Dread rushes through me as I finally tear it open. Who in the world would be reaching out to me from that American suburban hellscape?

Okay, it wasn’t complete hell. The drama geeks were friendly enough. Especially Serenity, my host sister with the unfortunate last name. Her father, too, was extremely kind to me. And that’s the complete list of positives about the place.

Oh, the locals weren’t monsters to me…but they were to Serenity. Jackasses, most of them.

Did I forget something in my locker? Do they need someone to come to career day and can’t find two remaining brain cells to rub together? “Your presence is requested at the reunion of the Class of 2013.”

I would toss this note aside and let it rot on my kitchen counter for months until I remembered to recycle it.

And yet…and yet.

Something pulls at me.

Will Serenity be there?

I doubt that very much.

But then, the hopeful side of me that miraculously has not been beaten out of me by ten years of singlehood says there’s a chance.

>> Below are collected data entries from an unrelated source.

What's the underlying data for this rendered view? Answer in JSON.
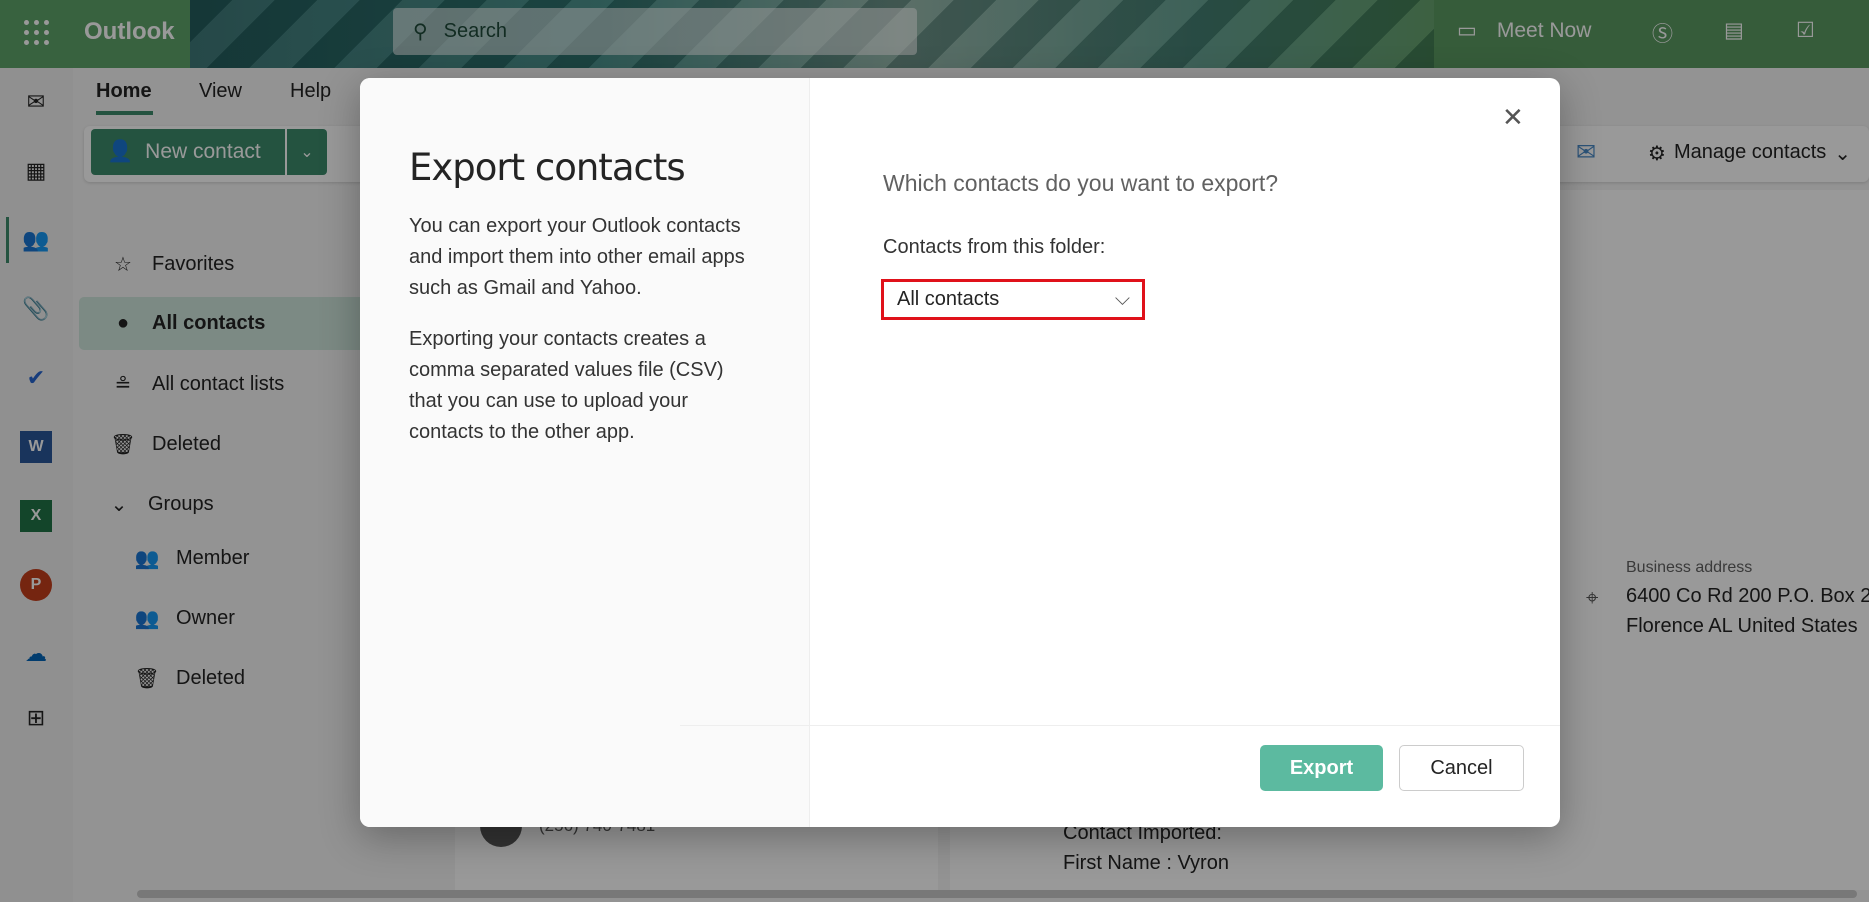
{
  "app": {
    "name": "Outlook",
    "search_placeholder": "Search",
    "meet_now": "Meet Now"
  },
  "tabs": [
    {
      "label": "Home",
      "active": true
    },
    {
      "label": "View"
    },
    {
      "label": "Help"
    }
  ],
  "ribbon": {
    "new_contact": "New contact",
    "manage_contacts": "Manage contacts"
  },
  "rail": [
    "mail-icon",
    "calendar-icon",
    "people-icon",
    "attach-icon",
    "todo-icon",
    "word-icon",
    "excel-icon",
    "powerpoint-icon",
    "onedrive-icon",
    "apps-icon"
  ],
  "nav": {
    "favorites": "Favorites",
    "all_contacts": "All contacts",
    "all_contact_lists": "All contact lists",
    "deleted": "Deleted",
    "groups": "Groups",
    "member": "Member",
    "owner": "Owner",
    "groups_deleted": "Deleted"
  },
  "background": {
    "phone": "(256) 740-7481",
    "contact_imported": "Contact Imported:",
    "first_name": "First Name : Vyron",
    "business_address_label": "Business address",
    "address_line1": "6400 Co Rd 200 P.O. Box 2",
    "address_line2": "Florence AL United States"
  },
  "dialog": {
    "title": "Export contacts",
    "para1": "You can export your Outlook contacts and import them into other email apps such as Gmail and Yahoo.",
    "para2": "Exporting your contacts creates a comma separated values file (CSV) that you can use to upload your contacts to the other app.",
    "question": "Which contacts do you want to export?",
    "folder_label": "Contacts from this folder:",
    "folder_value": "All contacts",
    "export": "Export",
    "cancel": "Cancel"
  },
  "colors": {
    "accent": "#3d8a6c",
    "export_button": "#5cbaa0",
    "highlight": "#e0111a"
  }
}
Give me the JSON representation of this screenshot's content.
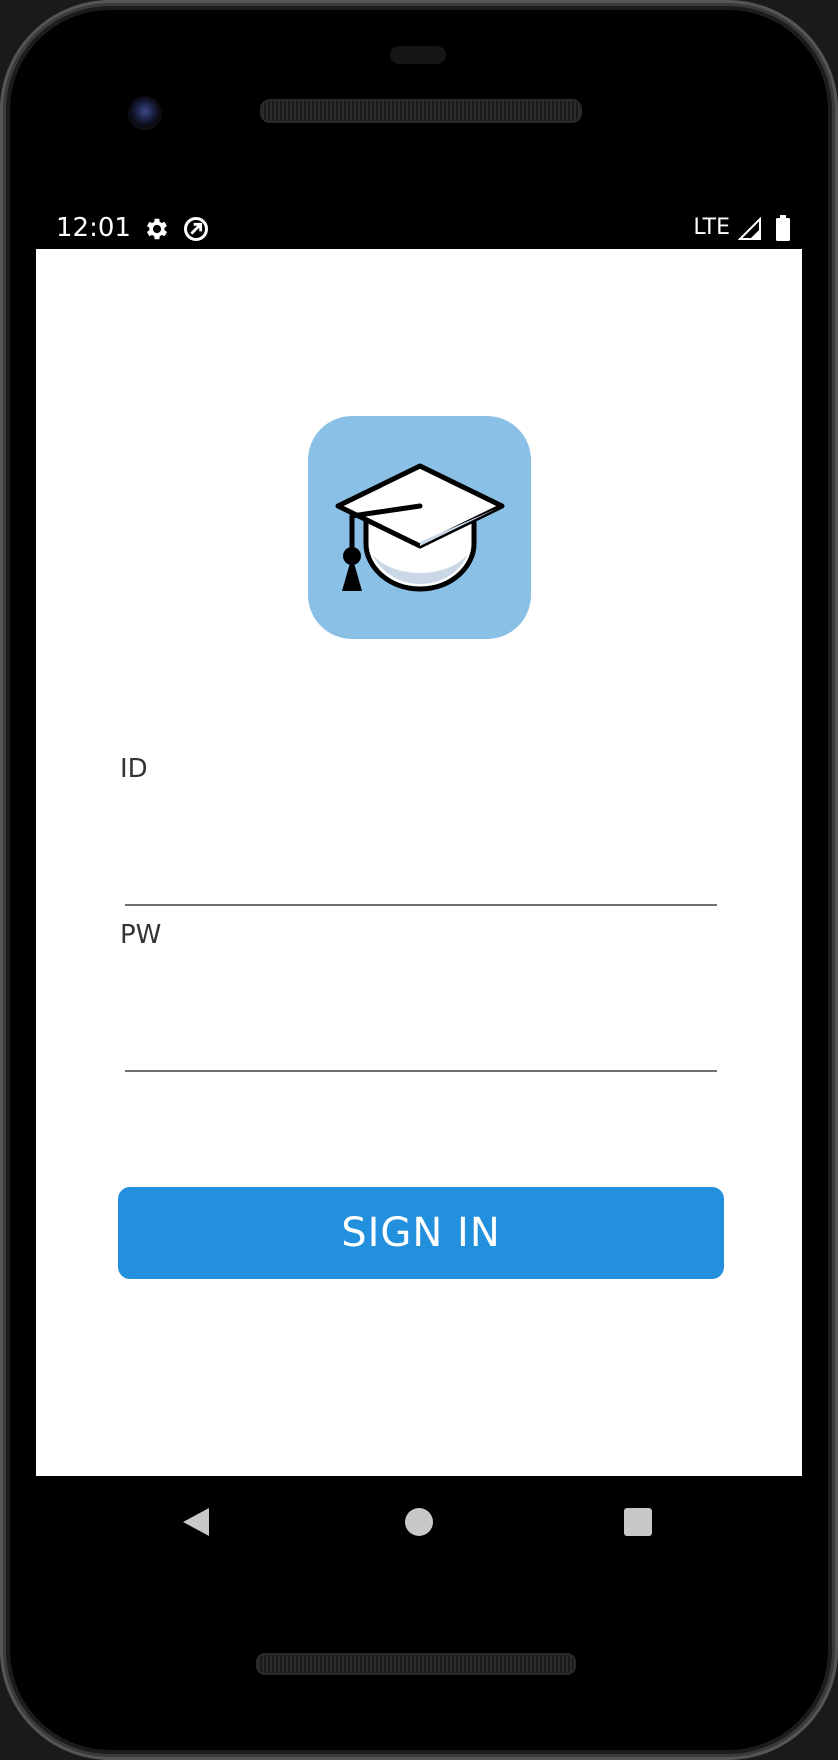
{
  "status_bar": {
    "time": "12:01",
    "network": "LTE",
    "icons": [
      "gear-icon",
      "data-saver-icon",
      "signal-icon",
      "battery-icon"
    ]
  },
  "app": {
    "logo_icon": "graduation-cap-icon",
    "logo_color": "#8ac0e6"
  },
  "login": {
    "id_label": "ID",
    "id_value": "",
    "pw_label": "PW",
    "pw_value": "",
    "signin_label": "SIGN IN",
    "button_color": "#2390dd"
  },
  "nav_bar": {
    "icons": [
      "back-icon",
      "home-icon",
      "recents-icon"
    ]
  }
}
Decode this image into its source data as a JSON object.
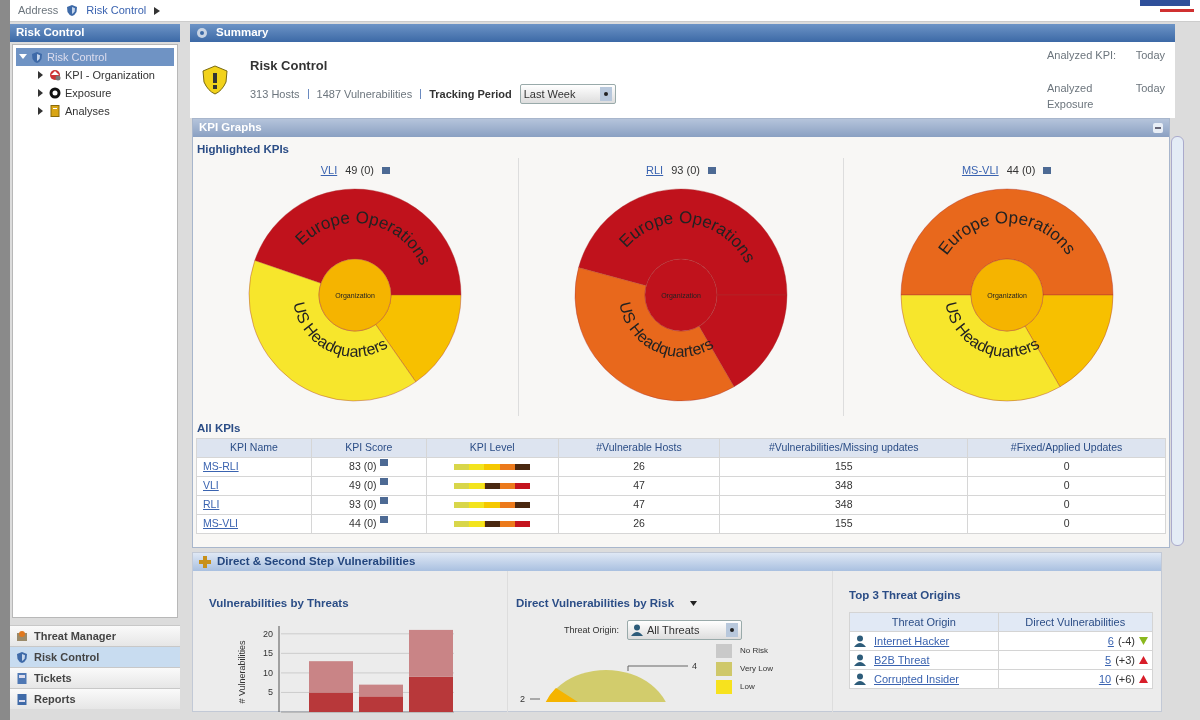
{
  "address_bar": {
    "label": "Address",
    "path": "Risk Control"
  },
  "sidebar": {
    "title": "Risk Control",
    "tree": [
      {
        "label": "Risk Control",
        "selected": true,
        "expanded": true,
        "children": [
          {
            "label": "KPI - Organization",
            "selected": false,
            "expanded": false
          },
          {
            "label": "Exposure",
            "selected": false,
            "expanded": false
          },
          {
            "label": "Analyses",
            "selected": false,
            "expanded": false
          }
        ]
      }
    ],
    "nav": [
      {
        "label": "Threat Manager",
        "selected": false
      },
      {
        "label": "Risk Control",
        "selected": true
      },
      {
        "label": "Tickets",
        "selected": false
      },
      {
        "label": "Reports",
        "selected": false
      }
    ]
  },
  "summary": {
    "title": "Summary",
    "heading": "Risk Control",
    "hosts": "313 Hosts",
    "vulnerabilities": "1487 Vulnerabilities",
    "tracking_label": "Tracking Period",
    "tracking_value": "Last Week",
    "analyzed": [
      {
        "label": "Analyzed KPI:",
        "value": "Today"
      },
      {
        "label": "Analyzed Exposure",
        "value": "Today"
      }
    ]
  },
  "kpi_graphs": {
    "title": "KPI Graphs",
    "highlighted_title": "Highlighted KPIs",
    "sunbursts": [
      {
        "name": "VLI",
        "score": "49 (0)",
        "center": {
          "label": "Organization",
          "color": "#f5b400"
        },
        "segments": [
          {
            "label": "Europe Operations",
            "color": "#c0121c"
          },
          {
            "color": "#f7c000"
          },
          {
            "label": "US Headquarters",
            "color": "#f7e62c"
          }
        ]
      },
      {
        "name": "RLI",
        "score": "93 (0)",
        "center": {
          "label": "Organization",
          "color": "#c0121c"
        },
        "segments": [
          {
            "label": "Europe Operations",
            "color": "#c0121c"
          },
          {
            "color": "#c0121c"
          },
          {
            "label": "US Headquarters",
            "color": "#e8681c"
          }
        ]
      },
      {
        "name": "MS-VLI",
        "score": "44 (0)",
        "center": {
          "label": "Organization",
          "color": "#f5b400"
        },
        "segments": [
          {
            "label": "Europe Operations",
            "color": "#e8681c"
          },
          {
            "color": "#f7c000"
          },
          {
            "label": "US Headquarters",
            "color": "#f7e62c"
          }
        ]
      }
    ],
    "all_title": "All KPIs",
    "table": {
      "columns": [
        "KPI Name",
        "KPI Score",
        "KPI Level",
        "#Vulnerable Hosts",
        "#Vulnerabilities/Missing updates",
        "#Fixed/Applied Updates"
      ],
      "rows": [
        {
          "name": "MS-RLI",
          "score": "83 (0)",
          "level": 0.9,
          "hosts": "26",
          "vulnerabilities": "155",
          "fixed": "0"
        },
        {
          "name": "VLI",
          "score": "49 (0)",
          "level": 0.5,
          "hosts": "47",
          "vulnerabilities": "348",
          "fixed": "0"
        },
        {
          "name": "RLI",
          "score": "93 (0)",
          "level": 0.9,
          "hosts": "47",
          "vulnerabilities": "348",
          "fixed": "0"
        },
        {
          "name": "MS-VLI",
          "score": "44 (0)",
          "level": 0.5,
          "hosts": "26",
          "vulnerabilities": "155",
          "fixed": "0"
        }
      ]
    }
  },
  "vulnerabilities": {
    "title": "Direct & Second Step Vulnerabilities",
    "by_threats": {
      "title": "Vulnerabilities by Threats",
      "chart_data": {
        "type": "bar",
        "ylabel": "# Vulnerabilities",
        "stacked": true,
        "grid": true,
        "yticks": [
          5,
          10,
          15,
          20
        ],
        "ylim": [
          0,
          22
        ],
        "series": [
          {
            "color": "#b8383a",
            "values": [
              5,
              4,
              9
            ]
          },
          {
            "color": "#c98486",
            "values": [
              8,
              3,
              12
            ]
          }
        ]
      }
    },
    "by_risk": {
      "title": "Direct Vulnerabilities by Risk",
      "filter_label": "Threat Origin:",
      "filter_value": "All Threats",
      "data_labels": [
        "4",
        "2"
      ],
      "legend": [
        {
          "label": "No Risk",
          "color": "#c9c9c9"
        },
        {
          "label": "Very Low",
          "color": "#cfc86a"
        },
        {
          "label": "Low",
          "color": "#f7e21e"
        }
      ]
    },
    "top_origins": {
      "title": "Top 3 Threat Origins",
      "columns": [
        "Threat Origin",
        "Direct Vulnerabilities"
      ],
      "rows": [
        {
          "origin": "Internet Hacker",
          "count": "6",
          "change": "(-4)",
          "kind": "decrease"
        },
        {
          "origin": "B2B Threat",
          "count": "5",
          "change": "(+3)",
          "kind": "increase"
        },
        {
          "origin": "Corrupted Insider",
          "count": "10",
          "change": "(+6)",
          "kind": "increase"
        }
      ]
    }
  }
}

If I knew Serenity would be there, there’s no question. I would go in a heartbeat.

“Cian!”

I turn and jut my chin out to my sister Maggie, who’s paused her work to give me the death stare.

“Be right back,” I tell her.

“I’m in the middle of a rush job and you’re fucking around reading love notes.”

“You got this, sister,” I say absently, wiping the worst of the grease off my hands on the front of my coveralls before I dig around in my pockets for my phone.